- Hunt's Hill
- Coordinates: 39°14′18″N 120°54′46″W﻿ / ﻿39.23833°N 120.91278°W
- Country: United States
- State: California
- County: Nevada
- Elevation: 2,904 ft (885 m)
- GNIS feature ID: 1682901

= Hunt's Hill, California =

Hunt's Hill (also, Hunts Hill and formerly, Gouge Eye) is a former mining camp in Nevada County, California, United States. Hunt's Hill was located in the Sierra Nevada foothills about 6 miles in a straight line southeast of Nevada City and about 2 miles northwest of You Bet, on the north side of Greenhorn Creek, not far from the present intersection of Red Dog and Buckeye Roads.
Hunt's Hill was founded in 1852 by a miner named Hunt. It was located on one of the deepest parts of the rich Blue Lead channel of gold-bearing gravel. In 1855, one of the mining claims established by some French miners, was “jumped". During the fight, one of the French miners lost an eye. Thereafter, that mine, and sometimes the town, were called Gouge Eye.
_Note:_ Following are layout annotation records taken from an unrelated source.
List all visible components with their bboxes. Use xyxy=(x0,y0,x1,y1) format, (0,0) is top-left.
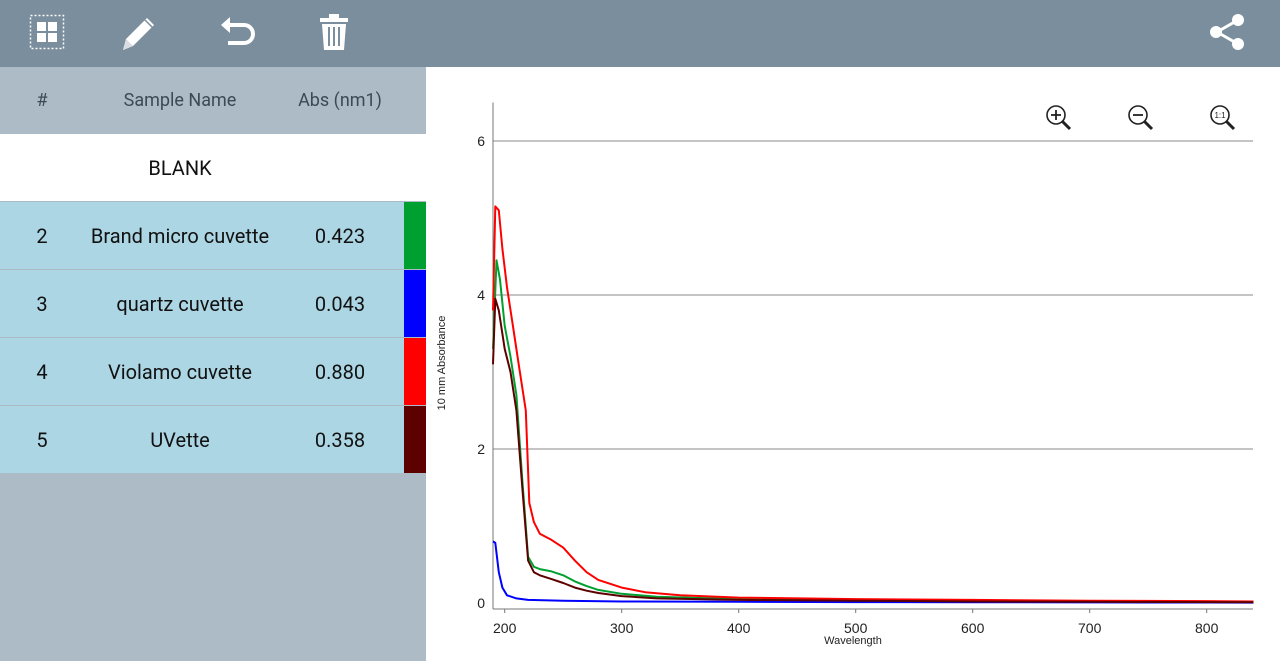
row-num: 4 xyxy=(36,359,48,384)
x-tick-label: 200 xyxy=(493,620,517,636)
row-abs: 0.358 xyxy=(314,427,366,452)
blank-row[interactable]: BLANK xyxy=(0,134,426,201)
row-abs: 0.880 xyxy=(314,359,366,384)
row-color-swatch xyxy=(404,406,426,473)
x-tick-label: 400 xyxy=(727,620,751,636)
y-tick-label: 0 xyxy=(477,595,485,611)
y-tick-label: 6 xyxy=(477,133,485,149)
zoom-out-button[interactable] xyxy=(1126,103,1156,133)
row-sample-name: quartz cuvette xyxy=(116,291,244,316)
table-row[interactable]: 3 quartz cuvette 0.043 xyxy=(0,270,426,337)
zoom-reset-button[interactable]: 1:1 xyxy=(1208,103,1238,133)
row-sample-name: Brand micro cuvette xyxy=(90,223,270,248)
x-tick-label: 700 xyxy=(1078,620,1102,636)
share-icon xyxy=(1207,12,1247,56)
select-all-button[interactable] xyxy=(12,0,82,67)
header-num: # xyxy=(36,90,48,111)
table-header: # Sample Name Abs (nm1) xyxy=(0,67,426,134)
trash-icon xyxy=(318,12,350,56)
row-color-swatch xyxy=(404,338,426,405)
row-sample-name: Violamo cuvette xyxy=(107,359,252,384)
series-line xyxy=(492,205,1254,603)
table-row[interactable]: 4 Violamo cuvette 0.880 xyxy=(0,338,426,405)
y-axis-label: 10 mm Absorbance xyxy=(436,316,448,411)
pencil-icon xyxy=(117,10,161,58)
x-tick-label: 800 xyxy=(1195,620,1219,636)
zoom-reset-icon: 1:1 xyxy=(1208,105,1238,137)
sample-table: # Sample Name Abs (nm1) BLANK 2 Brand mi… xyxy=(0,67,426,661)
select-all-icon xyxy=(29,14,65,54)
zoom-in-icon xyxy=(1044,105,1074,137)
blank-label: BLANK xyxy=(148,155,212,180)
share-button[interactable] xyxy=(1192,0,1262,67)
row-num: 3 xyxy=(36,291,48,316)
series-line xyxy=(492,259,1254,604)
svg-text:1:1: 1:1 xyxy=(1214,111,1226,120)
absorbance-chart-panel: 0 2 4 6 200 300 400 500 600 700 800 Wavelength 10 mm… xyxy=(426,67,1280,661)
zoom-in-button[interactable] xyxy=(1044,103,1074,133)
row-num: 5 xyxy=(36,427,48,452)
undo-button[interactable] xyxy=(203,0,273,67)
table-row[interactable]: 5 UVette 0.358 xyxy=(0,406,426,473)
edit-button[interactable] xyxy=(104,0,174,67)
x-axis-label: Wavelength xyxy=(824,635,882,647)
header-sample-name: Sample Name xyxy=(123,90,237,111)
toolbar xyxy=(0,0,1280,67)
series-line xyxy=(492,297,1254,604)
row-color-swatch xyxy=(404,270,426,337)
row-abs: 0.423 xyxy=(314,223,366,248)
table-row[interactable]: 2 Brand micro cuvette 0.423 xyxy=(0,202,426,269)
undo-icon xyxy=(218,12,258,56)
row-abs: 0.043 xyxy=(314,291,366,316)
row-num: 2 xyxy=(36,223,48,248)
zoom-out-icon xyxy=(1126,105,1156,137)
x-tick-label: 300 xyxy=(610,620,634,636)
x-tick-label: 600 xyxy=(961,620,985,636)
delete-button[interactable] xyxy=(299,0,369,67)
absorbance-chart[interactable]: 0 2 4 6 200 300 400 500 600 700 800 Wavelength 10 mm… xyxy=(426,67,1280,661)
y-tick-label: 2 xyxy=(477,441,485,457)
y-tick-label: 4 xyxy=(477,287,485,303)
row-sample-name: UVette xyxy=(150,427,210,452)
row-color-swatch xyxy=(404,202,426,269)
x-tick-label: 500 xyxy=(844,620,868,636)
header-abs: Abs (nm1) xyxy=(298,90,382,111)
By 1857, the town boasted two saloons, a hotel, a blacksmith and stable, a butcher shop, a boot and shoe store, and several grocery stores. In 1858, a stage line from Nevada City arrived. In 1866, seven cement mills for extracting gold from the “blue cement” were operating in the area. By 1880, the town was reduced to a combined store and saloon and a few houses. In 1895, one directory summed up the state of the community thus: "At the present time there is not much doing there." Since that same directory identified the town's justice of the peace and constable, what little happened must have been interesting. Today, it is just a historic site.